/
De-duplicate Covid samples in the Analytics Data Warehouse

De-duplicate Covid samples in the Analytics Data Warehouse

Objective: Sometimes Covid test samples get registered twice with different HL7_Message_ID. Only one of these orders progresses through the process and the other one is left hanging and captured in Sample Tie-out report.

First step is to de-duplicate in PostgreSQL DB, this is done by somebody in TAO team.

Second step is to de-duplicate in the Analytics DWH, which will clear the Pod Tie out report.

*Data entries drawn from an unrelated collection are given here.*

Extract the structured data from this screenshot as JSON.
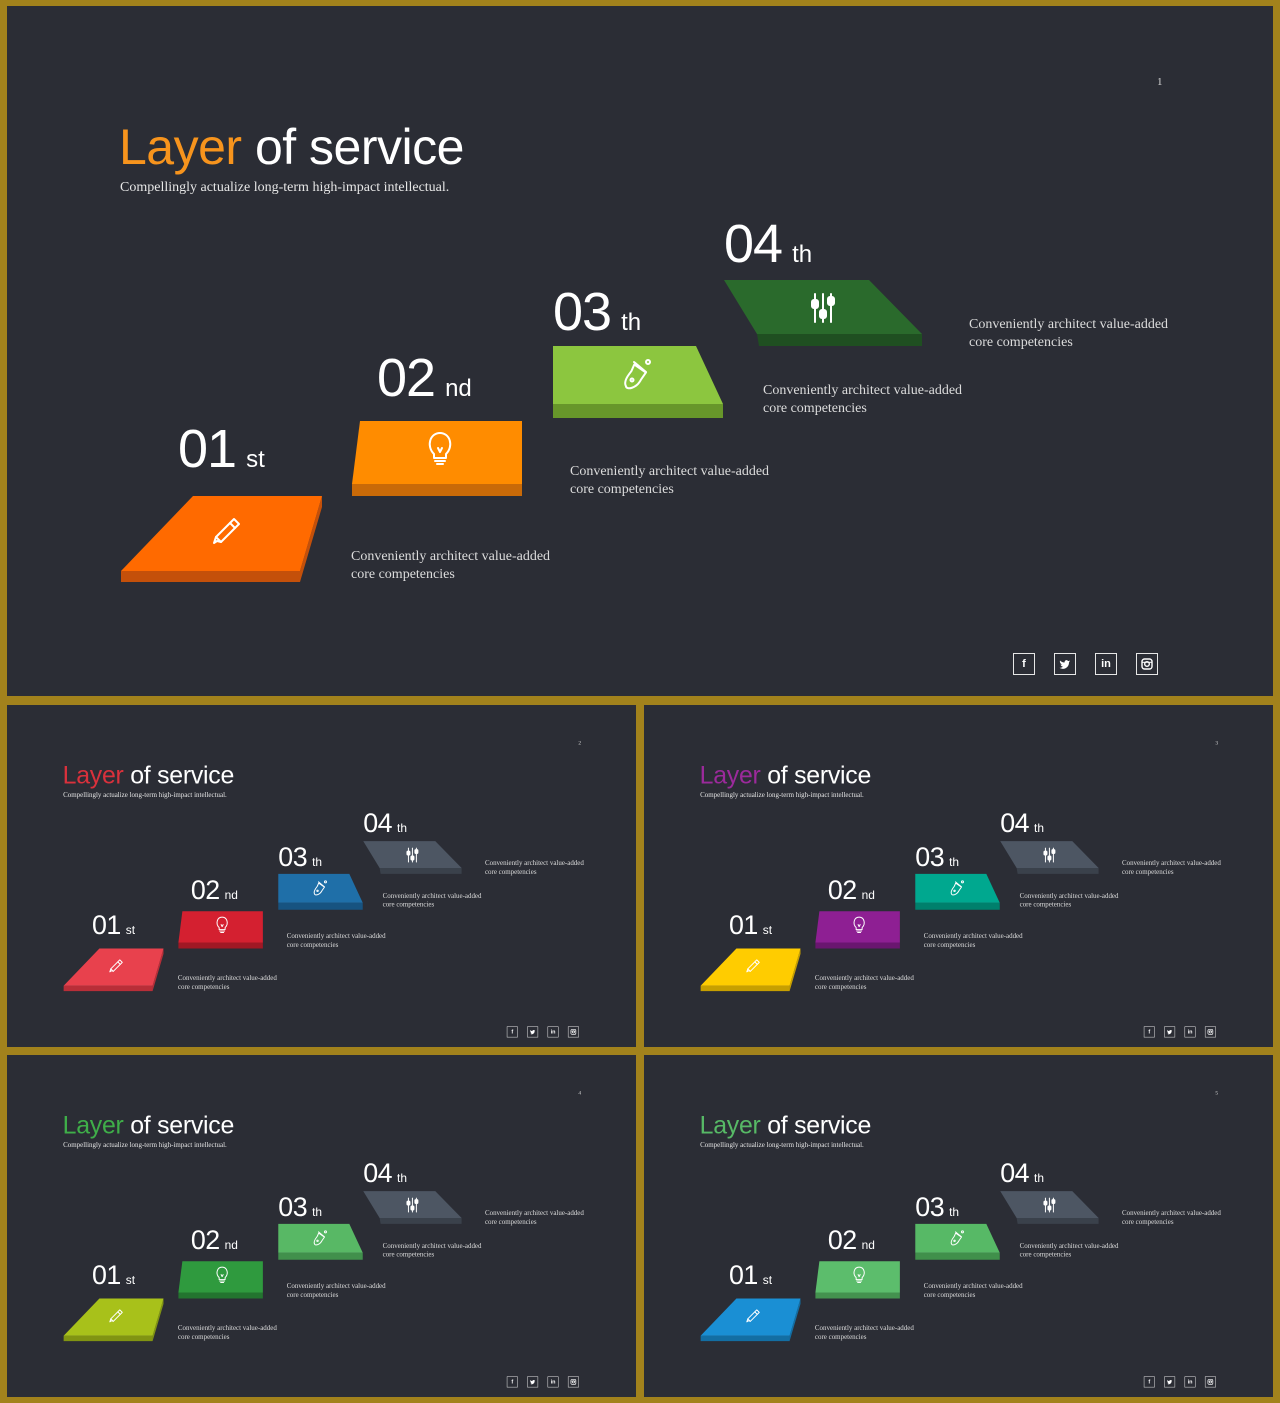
{
  "slides": [
    {
      "page_number": "1",
      "title_highlight": "Layer",
      "title_rest": " of service",
      "subtitle": "Compellingly actualize long-term high-impact intellectual.",
      "accent": "#f7941d",
      "steps": [
        {
          "number": "01",
          "suffix": "st",
          "icon": "pencil-icon",
          "top_color": "#ff6a00",
          "side_color": "#c4500a",
          "description_line1": "Conveniently architect value-added",
          "description_line2": "core competencies"
        },
        {
          "number": "02",
          "suffix": "nd",
          "icon": "lightbulb-icon",
          "top_color": "#ff8c00",
          "side_color": "#c96a08",
          "description_line1": "Conveniently architect value-added",
          "description_line2": "core competencies"
        },
        {
          "number": "03",
          "suffix": "th",
          "icon": "flask-icon",
          "top_color": "#8cc63f",
          "side_color": "#67962a",
          "description_line1": "Conveniently architect value-added",
          "description_line2": "core competencies"
        },
        {
          "number": "04",
          "suffix": "th",
          "icon": "sliders-icon",
          "top_color": "#2a6a2c",
          "side_color": "#1f4f21",
          "description_line1": "Conveniently architect value-added",
          "description_line2": "core competencies"
        }
      ]
    },
    {
      "page_number": "2",
      "title_highlight": "Layer",
      "title_rest": " of service",
      "subtitle": "Compellingly actualize long-term high-impact intellectual.",
      "accent": "#d9313c",
      "steps": [
        {
          "number": "01",
          "suffix": "st",
          "icon": "pencil-icon",
          "top_color": "#e8414d",
          "side_color": "#b82e38",
          "description_line1": "Conveniently architect value-added",
          "description_line2": "core competencies"
        },
        {
          "number": "02",
          "suffix": "nd",
          "icon": "lightbulb-icon",
          "top_color": "#d42030",
          "side_color": "#a01824",
          "description_line1": "Conveniently architect value-added",
          "description_line2": "core competencies"
        },
        {
          "number": "03",
          "suffix": "th",
          "icon": "flask-icon",
          "top_color": "#1f6fa8",
          "side_color": "#175380",
          "description_line1": "Conveniently architect value-added",
          "description_line2": "core competencies"
        },
        {
          "number": "04",
          "suffix": "th",
          "icon": "sliders-icon",
          "top_color": "#4d5663",
          "side_color": "#3a414b",
          "description_line1": "Conveniently architect value-added",
          "description_line2": "core competencies"
        }
      ]
    },
    {
      "page_number": "3",
      "title_highlight": "Layer",
      "title_rest": " of service",
      "subtitle": "Compellingly actualize long-term high-impact intellectual.",
      "accent": "#9b2a9b",
      "steps": [
        {
          "number": "01",
          "suffix": "st",
          "icon": "pencil-icon",
          "top_color": "#ffcc00",
          "side_color": "#c79f00",
          "description_line1": "Conveniently architect value-added",
          "description_line2": "core competencies"
        },
        {
          "number": "02",
          "suffix": "nd",
          "icon": "lightbulb-icon",
          "top_color": "#8e1f93",
          "side_color": "#6a1670",
          "description_line1": "Conveniently architect value-added",
          "description_line2": "core competencies"
        },
        {
          "number": "03",
          "suffix": "th",
          "icon": "flask-icon",
          "top_color": "#00a88f",
          "side_color": "#00806c",
          "description_line1": "Conveniently architect value-added",
          "description_line2": "core competencies"
        },
        {
          "number": "04",
          "suffix": "th",
          "icon": "sliders-icon",
          "top_color": "#4d5663",
          "side_color": "#3a414b",
          "description_line1": "Conveniently architect value-added",
          "description_line2": "core competencies"
        }
      ]
    },
    {
      "page_number": "4",
      "title_highlight": "Layer",
      "title_rest": " of service",
      "subtitle": "Compellingly actualize long-term high-impact intellectual.",
      "accent": "#3fae49",
      "steps": [
        {
          "number": "01",
          "suffix": "st",
          "icon": "pencil-icon",
          "top_color": "#a8c11a",
          "side_color": "#819412",
          "description_line1": "Conveniently architect value-added",
          "description_line2": "core competencies"
        },
        {
          "number": "02",
          "suffix": "nd",
          "icon": "lightbulb-icon",
          "top_color": "#2f9a3e",
          "side_color": "#23742f",
          "description_line1": "Conveniently architect value-added",
          "description_line2": "core competencies"
        },
        {
          "number": "03",
          "suffix": "th",
          "icon": "flask-icon",
          "top_color": "#58b865",
          "side_color": "#41904c",
          "description_line1": "Conveniently architect value-added",
          "description_line2": "core competencies"
        },
        {
          "number": "04",
          "suffix": "th",
          "icon": "sliders-icon",
          "top_color": "#4d5663",
          "side_color": "#3a414b",
          "description_line1": "Conveniently architect value-added",
          "description_line2": "core competencies"
        }
      ]
    },
    {
      "page_number": "5",
      "title_highlight": "Layer",
      "title_rest": " of service",
      "subtitle": "Compellingly actualize long-term high-impact intellectual.",
      "accent": "#57b966",
      "steps": [
        {
          "number": "01",
          "suffix": "st",
          "icon": "pencil-icon",
          "top_color": "#1a8fd4",
          "side_color": "#136ea3",
          "description_line1": "Conveniently architect value-added",
          "description_line2": "core competencies"
        },
        {
          "number": "02",
          "suffix": "nd",
          "icon": "lightbulb-icon",
          "top_color": "#5cbd6c",
          "side_color": "#44924f",
          "description_line1": "Conveniently architect value-added",
          "description_line2": "core competencies"
        },
        {
          "number": "03",
          "suffix": "th",
          "icon": "flask-icon",
          "top_color": "#57b966",
          "side_color": "#40904b",
          "description_line1": "Conveniently architect value-added",
          "description_line2": "core competencies"
        },
        {
          "number": "04",
          "suffix": "th",
          "icon": "sliders-icon",
          "top_color": "#4d5663",
          "side_color": "#3a414b",
          "description_line1": "Conveniently architect value-added",
          "description_line2": "core competencies"
        }
      ]
    }
  ],
  "social_links": [
    {
      "icon": "facebook-icon",
      "label": "f"
    },
    {
      "icon": "twitter-icon",
      "label": ""
    },
    {
      "icon": "linkedin-icon",
      "label": "in"
    },
    {
      "icon": "instagram-icon",
      "label": ""
    }
  ]
}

Steps to de-duplicate in Analytics DWH:

  1. Check if de-duplication is done in PostgreSQL

    select a.sample_id, a.time_delivered, a.hl7_message_id from samples a WHERE a.sample_id IN ( 'CR-03633985', 'CR-03751106', 'CR-03751120' )

This query should return as many samples as there are in the filter.

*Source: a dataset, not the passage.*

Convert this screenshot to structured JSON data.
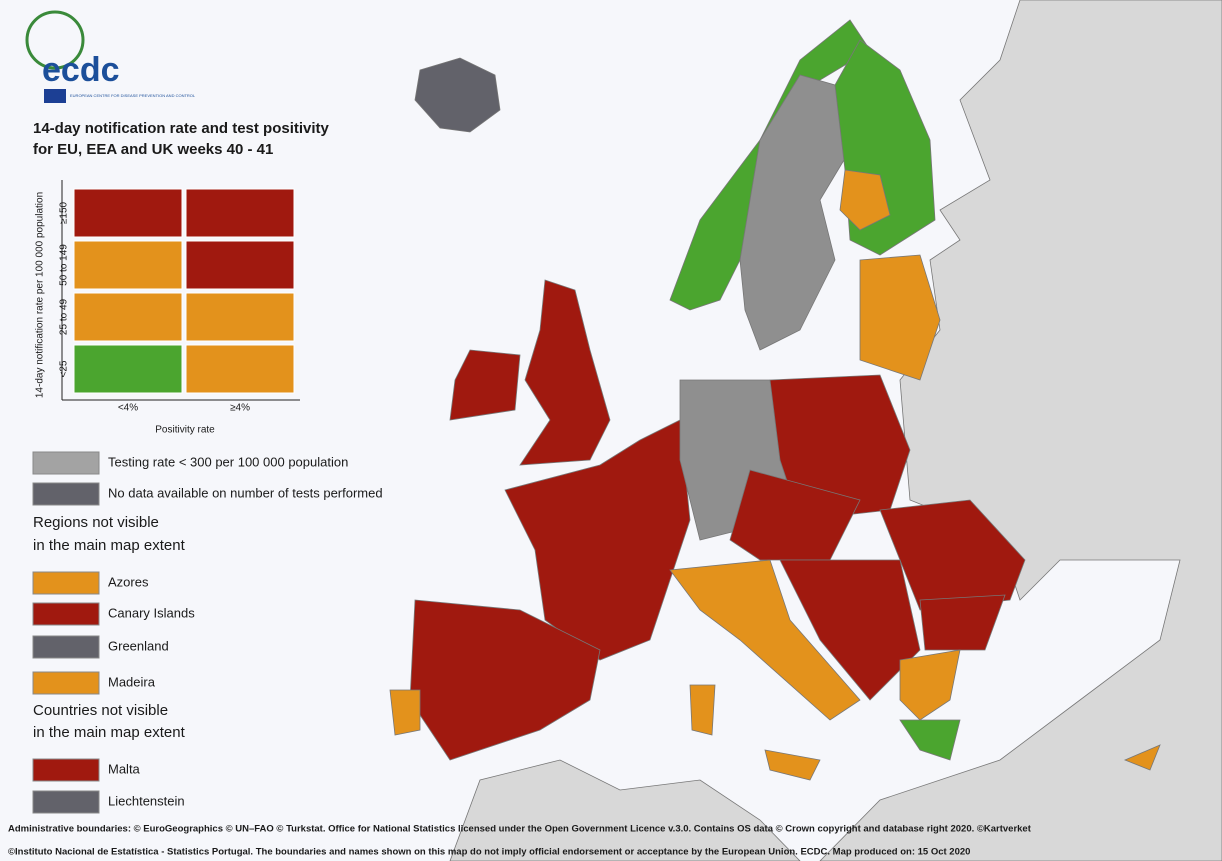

2. Check if duplication exists in the Analytics DWH

SELECT * FROM analytics.beacon_samples a WHERE a.sample_id IN ( -- list of samples from the ticket 'CR-03633985', 'CR-03751106', 'CR-03751120' ) ORDER BY a.sample_id ; SELECT * FROM analytics.covid_pod_samples a WHERE a.sample_id IN ( -- list of samples from the ticket 'CR-03633985', 'CR-03751106', 'CR-03751120' ) ORDER BY a.sample_id

These queries should return 2 records per sample, one with a result, one without a result.

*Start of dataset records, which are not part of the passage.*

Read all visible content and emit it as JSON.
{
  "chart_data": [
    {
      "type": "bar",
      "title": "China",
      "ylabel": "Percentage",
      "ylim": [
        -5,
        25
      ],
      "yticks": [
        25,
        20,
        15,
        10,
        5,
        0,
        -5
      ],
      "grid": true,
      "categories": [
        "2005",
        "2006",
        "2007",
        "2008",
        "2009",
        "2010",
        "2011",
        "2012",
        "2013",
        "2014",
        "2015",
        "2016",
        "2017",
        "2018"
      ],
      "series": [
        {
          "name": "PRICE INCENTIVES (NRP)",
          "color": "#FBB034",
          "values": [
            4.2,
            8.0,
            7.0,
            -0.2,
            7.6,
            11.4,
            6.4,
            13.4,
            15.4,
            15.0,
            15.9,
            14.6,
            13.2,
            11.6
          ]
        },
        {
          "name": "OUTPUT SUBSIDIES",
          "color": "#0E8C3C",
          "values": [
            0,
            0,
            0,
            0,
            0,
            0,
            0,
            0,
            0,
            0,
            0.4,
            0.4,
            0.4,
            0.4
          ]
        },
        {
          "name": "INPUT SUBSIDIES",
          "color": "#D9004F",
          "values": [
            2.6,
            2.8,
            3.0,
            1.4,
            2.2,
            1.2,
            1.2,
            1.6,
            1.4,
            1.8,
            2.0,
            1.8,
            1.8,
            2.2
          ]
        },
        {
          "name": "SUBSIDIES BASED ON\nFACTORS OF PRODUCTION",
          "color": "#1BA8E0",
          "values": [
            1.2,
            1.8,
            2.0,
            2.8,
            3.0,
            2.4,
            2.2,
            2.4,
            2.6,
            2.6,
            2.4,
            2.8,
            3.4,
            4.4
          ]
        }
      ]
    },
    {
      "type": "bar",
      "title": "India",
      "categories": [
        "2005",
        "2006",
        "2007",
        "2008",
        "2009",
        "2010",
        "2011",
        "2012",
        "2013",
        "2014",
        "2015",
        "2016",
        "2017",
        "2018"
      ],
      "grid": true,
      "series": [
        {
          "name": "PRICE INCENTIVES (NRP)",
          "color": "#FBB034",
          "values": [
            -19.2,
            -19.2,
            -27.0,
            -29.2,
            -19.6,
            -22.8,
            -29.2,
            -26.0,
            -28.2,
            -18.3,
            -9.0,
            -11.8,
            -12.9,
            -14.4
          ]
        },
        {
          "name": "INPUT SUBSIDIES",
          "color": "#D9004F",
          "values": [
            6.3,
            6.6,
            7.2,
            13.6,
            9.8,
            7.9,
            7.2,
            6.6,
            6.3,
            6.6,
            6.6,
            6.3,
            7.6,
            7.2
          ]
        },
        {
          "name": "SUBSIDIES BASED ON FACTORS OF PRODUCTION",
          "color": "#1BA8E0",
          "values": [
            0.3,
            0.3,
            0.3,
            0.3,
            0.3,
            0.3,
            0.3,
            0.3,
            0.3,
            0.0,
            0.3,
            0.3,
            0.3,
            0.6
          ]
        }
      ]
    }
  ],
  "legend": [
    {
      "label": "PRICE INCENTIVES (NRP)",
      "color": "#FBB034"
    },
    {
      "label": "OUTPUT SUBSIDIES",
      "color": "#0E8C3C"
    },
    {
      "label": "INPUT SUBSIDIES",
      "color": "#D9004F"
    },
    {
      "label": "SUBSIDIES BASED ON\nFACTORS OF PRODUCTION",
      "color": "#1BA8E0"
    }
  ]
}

3. Identify the HL7_Message_IDs of the orders without a result:

 

SELECT * FROM analytics.beacon_samples a WHERE a.sample_id IN ( -- list of samples from the ticket 'CR-03633985', 'CR-03751106', 'CR-03751120' ) AND a.RESULT IS NULL

4. Delete the records with these HL7_Message_ID from ANALYTICS.BEACON_SAMPLES and ANALYTICS.COVID_POD_SAMPLES

 

5. Run the first query from this workflow to check if the records with results are still there and only those without results were deleted. If all looks good, then commit the transaction.

 

6. Check if Pod Tie out report has cleared out.